Running second in the EP ambulatory-complete EHR category is Allscripts Healthcare Solutions, with 27,261 customers receiving federal incentive payments, for an 11.1% share. Others in the top five are eClinicalWorks with 18,375 customers (7.5%); NexGen HealthCare, with 16,838 (6.8%); and GE Healthcare, with 14,148 (5.7%). The top five developers combined account for 53.2% of the 246,534 providers in this segment. The top 10 vendors claim (66.1% of customers paid in the EP ambulatory-complete EHR market). A whopping 449 developers have at least one user of their EHRs receive federal payments under this segment of the program.
More than half ($14.6 billion) of the estimated $22.5 billion available for federal EHR incentive payments has been spent, according to the latest figures through April from the CMS. Interoperability between the myriad available EHR systems remains a work in progress, however, and the subject of recent criticism of the federal IT program from several Republican members of Congress.
The EHR market data comes from a mashup of two federal databases kept by the CMS and HHS' Office of the National Coordinator for Health Information Technology that pairs paid providers to the systems they used to qualify for EHR incentive payments under the American Recovery and Reinvestment Act of 2009. The database has records of 297,752 payments made since January 2011 through February this year, including 291,079 to EPs and 6,673 to hospitals.
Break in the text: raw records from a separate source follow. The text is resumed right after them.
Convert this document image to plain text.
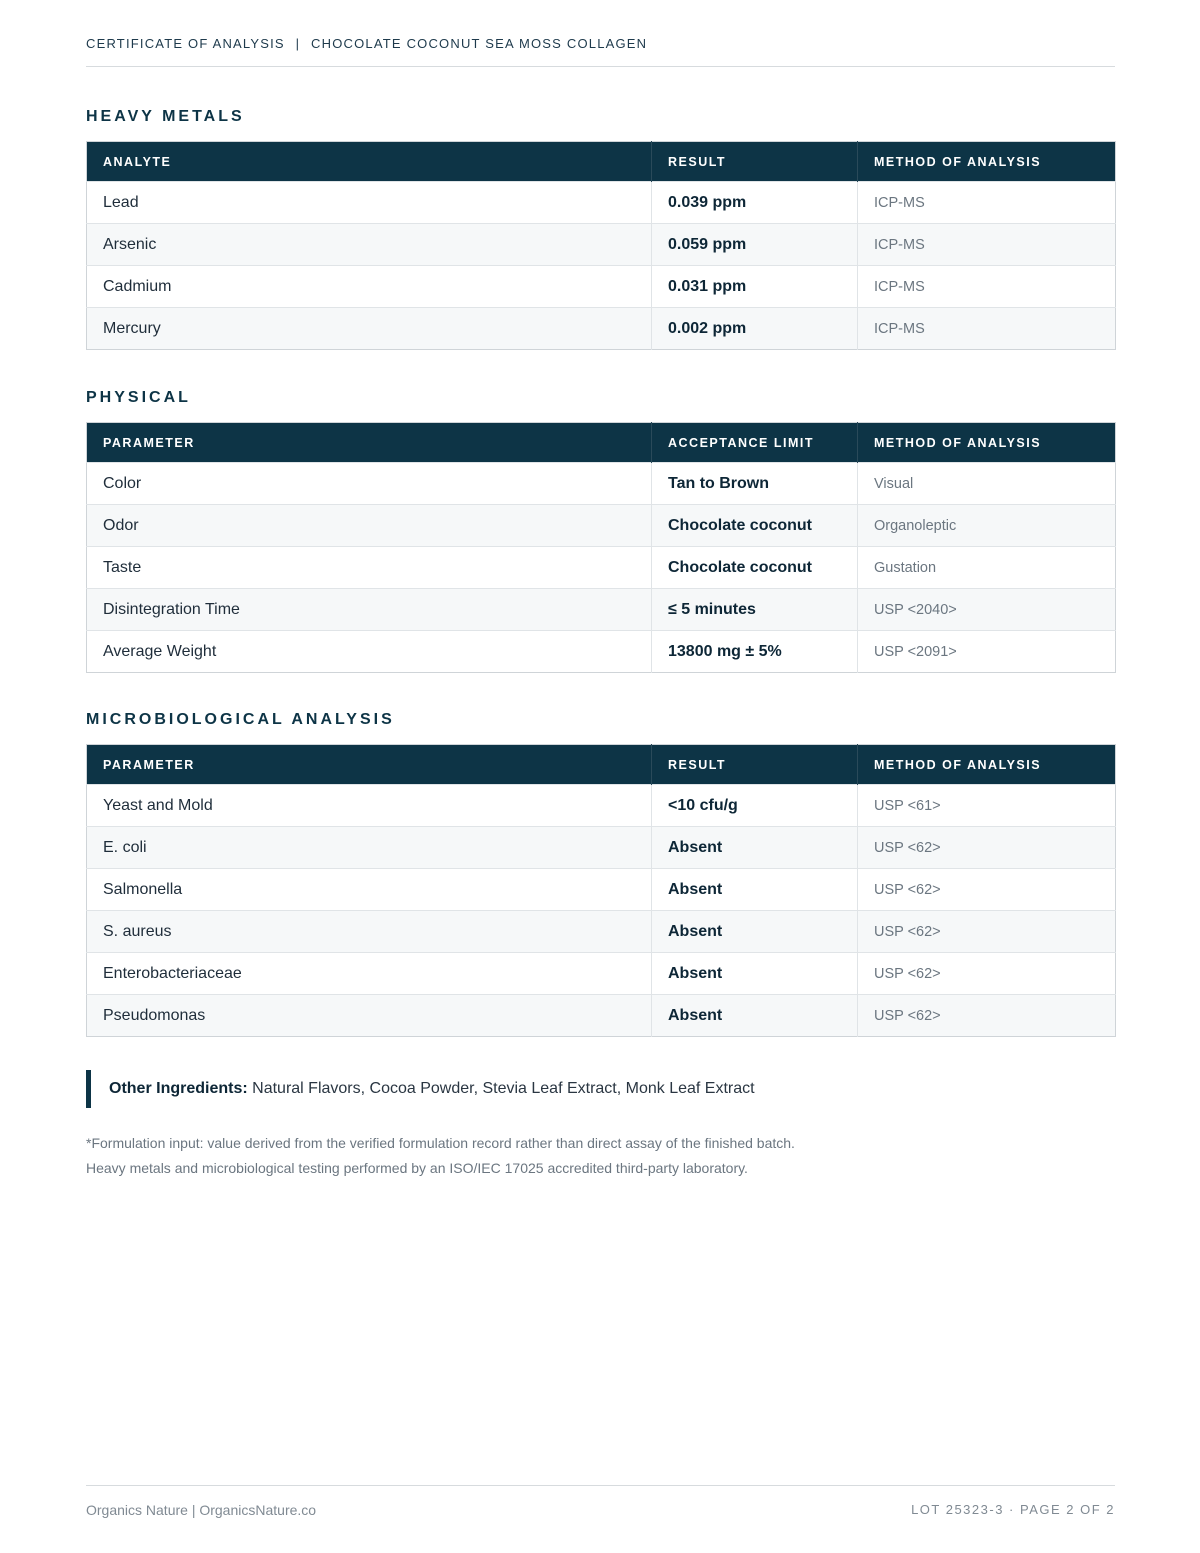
CERTIFICATE OF ANALYSIS | CHOCOLATE COCONUT SEA MOSS COLLAGEN
HEAVY METALS
ANALYTE	RESULT	METHOD OF ANALYSIS
Lead	0.039 ppm	ICP-MS
Arsenic	0.059 ppm	ICP-MS
Cadmium	0.031 ppm	ICP-MS
Mercury	0.002 ppm	ICP-MS
PHYSICAL
PARAMETER	ACCEPTANCE LIMIT	METHOD OF ANALYSIS
Color	Tan to Brown	Visual
Odor	Chocolate coconut	Organoleptic
Taste	Chocolate coconut	Gustation
Disintegration Time	≤ 5 minutes	USP <2040>
Average Weight	13800 mg ± 5%	USP <2091>
MICROBIOLOGICAL ANALYSIS
PARAMETER	RESULT	METHOD OF ANALYSIS
Yeast and Mold	<10 cfu/g	USP <61>
E. coli	Absent	USP <62>
Salmonella	Absent	USP <62>
S. aureus	Absent	USP <62>
Enterobacteriaceae	Absent	USP <62>
Pseudomonas	Absent	USP <62>
Other Ingredients: Natural Flavors, Cocoa Powder, Stevia Leaf Extract, Monk Leaf Extract
*Formulation input: value derived from the verified formulation record rather than direct assay of the finished batch.
Heavy metals and microbiological testing performed by an ISO/IEC 17025 accredited third-party laboratory.
Organics Nature | OrganicsNature.co	LOT 25323-3 · PAGE 2 OF 2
Epic also leads with the most customers using hospital-complete EHRs in inpatient care, federal records show; Meditech leads for hospitals using modular EHRs for inpatients.
The category of Medicare and Medicare Advantage EPs includes physicians, optometrists, podiatrists, chiropractors and dentists. Medicaid EPs are physicians, dentists, physician assistants, nurse practitioners and certified nurse-midwifes. EPs can qualify for payments under either one of the programs, but not both.
Cerner Corp., based in Kansas City, Mo., is the runaway leader in the smaller category of EPs in ambulatory care that are using modular EHR systems. There are 11,679 Cerner customers, or 31.1%, of a total of 37,573 EPs in ambulatory care who use modular EHRs to receive federal incentive payments. Second in the category is Intermountain Healthcare, with 6,083 providers, or 16.2% market share, followed by Allscripts, with 5,057 (13.5%); Jardogs, acquired by Allscripts in March, with 2,686 (7.1%); and GE Healthcare, with 1,451 (3.9%). The top five developers account for 71.7% of the paid EPs in this category, but 91 developers have at least one provider receiving federal payments in this market niche.
For EPs in the inpatient environment using complete EHRs, Epic Systems grabs the lion's share with 2,062 paid users, or 45.3% of this niche of 4,550 paid providers. GE Healthcare follows with 1,053 EPs, or 23.1%, and Cerner, with 933, o r20.5%, with the top three developers claiming 89% of this market segment. A total of 24 developers have at least one EP using their system and receive payment.
Among EPs in inpatient care using modular EHRs, Cerner is far and away the leader with 1,664 providers receiving payment, or 71.4% of 2,332 providers in total. Allscripts is a distant second at 345 paid providers, or 14.8%, and Meditech third, with 168 providers and 7.2%. And while the top three developers have 93.4% of this segment, 17 developers in this niche had at least one paid customer.